I am telling you this so no one will deceive you with well-crafted arguments. For though I am far away from you, my heart is with you. And I rejoice that you are living as you should and that your faith in Christ is strong. (Colossians 2:4-5; New Living Translation)
In 1985, French sociologist and lay theologian Jacques Ellul (1912-1994) wrote a book titled The Humiliation of the Word. I know, it’s a little ironic to write a book about the decreasing power of words! Nonetheless, his material was prescient. He could foresee our rising cynicism about words and news.
In recent times, we have been bombarded constantly with claims of “alternative facts” and “fake news.” We’ve seen misinformation, distortion, and outright lies from public figures (politicians as well as media personalities). They make statements and declarations with deep conviction, compelling statistics, and “researched” facts. Well-crafted arguments. It leaves many of us feeling deeply skeptical.
It’s not new.
The first-century believers in Colosse faced their own smooth-talkers. The false-teachers of the day sounded convincing and compelling. But not everything that makes sense is true, and not everything that is most true can be nicely explained.
Thus, the Apostle Paul warned his readers about well-crafted (but false) arguments, and affirmed the elementary importance of living a life that trusts Jesus.
Perhaps that’s why I place less weight on Christian apologetics than some folk. I’m devoted to education and believe in its transformational power. Knowledge is power; no question. Learning matters. But Christian faith, while grounded in historicity, is ultimately a choice of the heart and soul. Faith is not ultimately about building a water-tight system of thought, but deciding whom we will trust from one day to the next.
I’m not splitting hairs here. I understand that without clarity about what is true, it would be hard to trust the One who said “I am the Truth” (John 14:6). But so often our confidence rests in knowledge rather than experience, in religious dogma rather than divine relationship.
Well-crafted arguments can help or hurt us.
Paul wrote: “I rejoice that you are living as you should and that your faith in Christ is strong.” Despite the clever and compelling suggestions swirling around them, the Christians in Colosse held fast to Christ.
Ever feel confused (or discouraged) by all of the conflicting views in politics and religion? When we are tempted to grow cynical and skeptical, let’s hold fast to that which matters most: Christ Himself.

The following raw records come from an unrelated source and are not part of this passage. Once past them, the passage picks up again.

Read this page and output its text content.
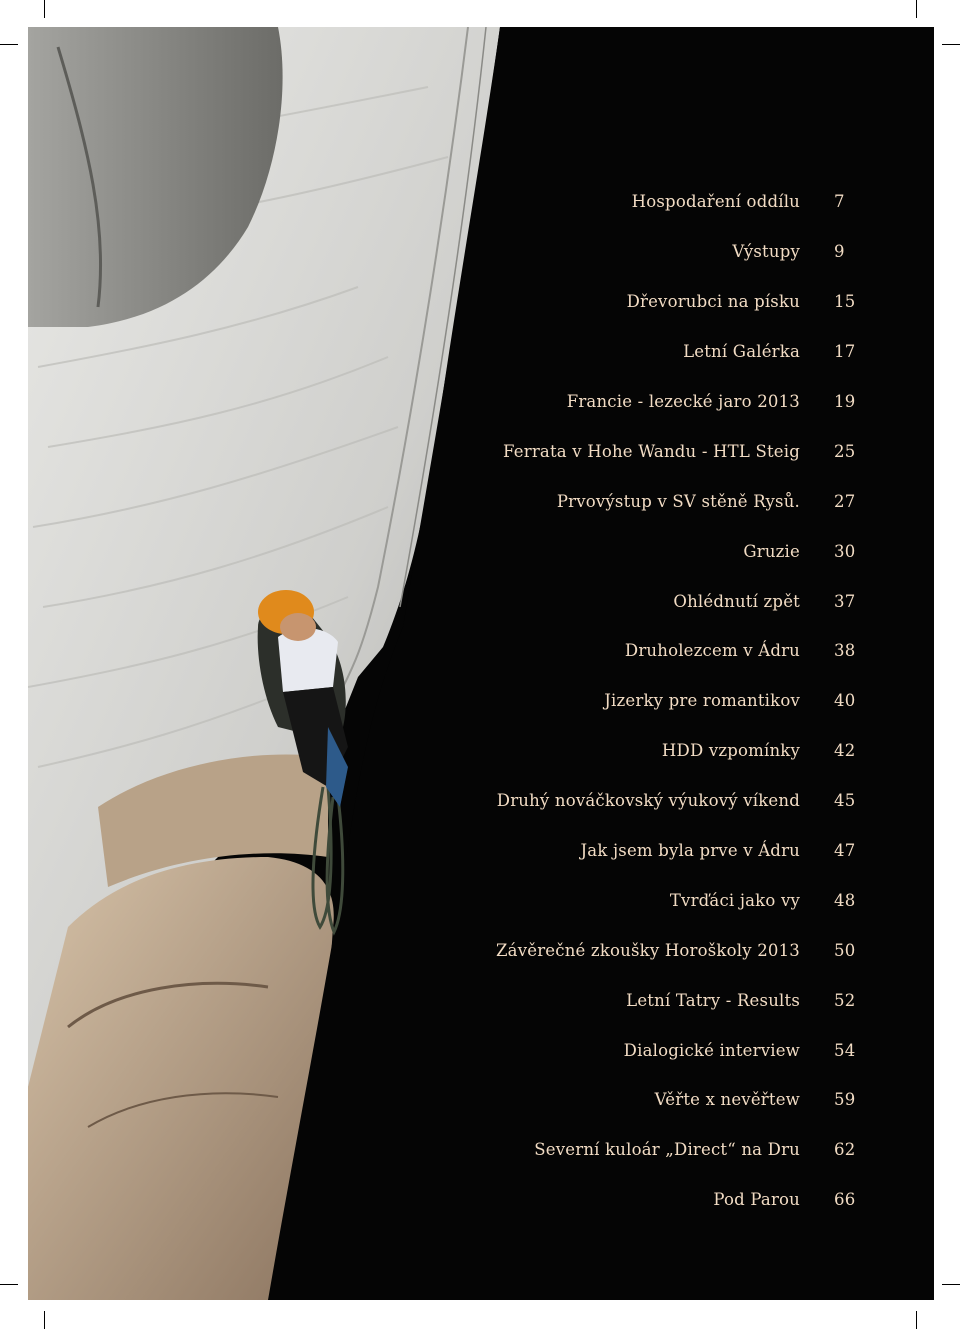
Hospodaření oddílu	7
Výstupy	9
Dřevorubci na písku	15
Letní Galérka	17
Francie - lezecké jaro 2013	19
Ferrata v Hohe Wandu - HTL Steig	25
Prvovýstup v SV stěně Rysů.	27
Gruzie	30
Ohlédnutí zpět	37
Druholezcem v Ádru	38
Jizerky pre romantikov	40
HDD vzpomínky	42
Druhý nováčkovský výukový víkend	45
Jak jsem byla prve v Ádru	47
Tvrďáci jako vy	48
Závěrečné zkoušky Horoškoly 2013	50
Letní Tatry - Results	52
Dialogické interview	54
Věřte x nevěřtew	59
Severní kuloár „Direct“ na Dru	62
Pod Parou	66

Propaganda is as old as humanity itself. People have always twisted the truth to serve their own purposes. But in this fog, He whom John called “the light of men” (John 1:4) and “the true light” (John 1:9) shines through: Christ Himself.
Need an anchor today, and every day? We’d do well to trust the sufficiency and supremacy of Christ above all else. Lift your eyes above the horizon. Look not at your troubles. Listen not to the cultural pundits. Trust the Truth: Christ Himself.